• edwardwill (9/29/2014)


    Hugo Kornelis (9/26/2014)


    ... my personal coding standard is to always use aliases for all tables in queries that use two or more tables, but use no alias in single-query tables - so for those queries I have to manually remove the alias that SQL Prompt adds.

    I'm interested to know how or why you came up with this coding standard (I did my degree dissertation on coding standards). My coding standard is never to alias tables (at least not in databases that I designed, because I use descriptive, self-commenting table names) unless it's absolutely essential (where a table needs to be referenced more than once in a query).

    Others have already responded, but you asked me directly so I'll answer directly.

    In most real databases, table names tend to get long. (The alternative is that they get cryptic, which is even worse). Repeating the table name a zillion times in each query makes the code unnecessary hard to read. Plus I also notice that people tend to only include table names when needed when the table names are long, and are much more inclined to always include the alias when it's a short code.

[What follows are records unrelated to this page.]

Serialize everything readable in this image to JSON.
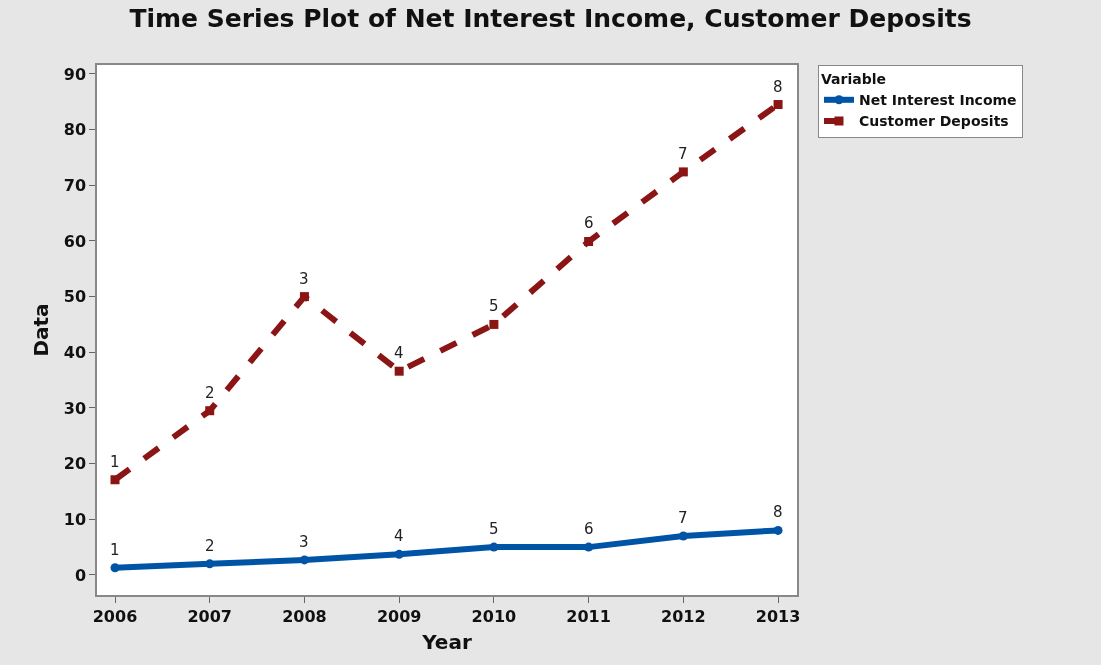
{
  "chart_data": {
    "type": "line",
    "title": "Time Series Plot of Net Interest Income, Customer Deposits",
    "xlabel": "Year",
    "ylabel": "Data",
    "legend_title": "Variable",
    "legend": "right",
    "x": [
      2006,
      2007,
      2008,
      2009,
      2010,
      2011,
      2012,
      2013
    ],
    "xlim": [
      2005.81,
      2013.2
    ],
    "xticks": [
      2006,
      2007,
      2008,
      2009,
      2010,
      2011,
      2012,
      2013
    ],
    "ylim": [
      -3.6,
      91.6
    ],
    "yticks": [
      0,
      10,
      20,
      30,
      40,
      50,
      60,
      70,
      80,
      90
    ],
    "series": [
      {
        "name": "Net Interest Income",
        "color": "#0054a6",
        "marker": "circle",
        "line_style": "solid",
        "values": [
          1.3,
          2.0,
          2.7,
          3.7,
          5.0,
          5.0,
          7.0,
          8.0
        ]
      },
      {
        "name": "Customer Deposits",
        "color": "#8b1414",
        "marker": "square",
        "line_style": "dashed",
        "values": [
          17.1,
          29.5,
          50.0,
          36.6,
          45.0,
          59.9,
          72.4,
          84.5
        ]
      }
    ],
    "annotations": [
      {
        "text": "1",
        "x": 2006,
        "y": 1.3
      },
      {
        "text": "2",
        "x": 2007,
        "y": 2.0
      },
      {
        "text": "3",
        "x": 2008,
        "y": 2.7
      },
      {
        "text": "4",
        "x": 2009,
        "y": 3.7
      },
      {
        "text": "5",
        "x": 2010,
        "y": 5.0
      },
      {
        "text": "6",
        "x": 2011,
        "y": 5.0
      },
      {
        "text": "7",
        "x": 2012,
        "y": 7.0
      },
      {
        "text": "8",
        "x": 2013,
        "y": 8.0
      },
      {
        "text": "1",
        "x": 2006,
        "y": 17.1
      },
      {
        "text": "2",
        "x": 2007,
        "y": 29.5
      },
      {
        "text": "3",
        "x": 2008,
        "y": 50.0
      },
      {
        "text": "4",
        "x": 2009,
        "y": 36.6
      },
      {
        "text": "5",
        "x": 2010,
        "y": 45.0
      },
      {
        "text": "6",
        "x": 2011,
        "y": 59.9
      },
      {
        "text": "7",
        "x": 2012,
        "y": 72.4
      },
      {
        "text": "8",
        "x": 2013,
        "y": 84.5
      }
    ]
  }
}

    The alias should always be a mneomonic. When possible, I try to use the same mnemonic for each table every time I alias it. So I choose my mnemonics to not clash on tables that are frequently used in the same query. Rarely, I do have a clash, when two tables that normally are part of disparate areas of the system suddenly do have to appear in the same query - in that case I will add a distinguishing (and again mnemonic) letter to either or both tables.

    Or the short version: I consider code that uses short, mnemonic aliases and that qualifies every column with that alias to be more readable than code that qualifies columns with full table names, or that does not qualify (all) columns.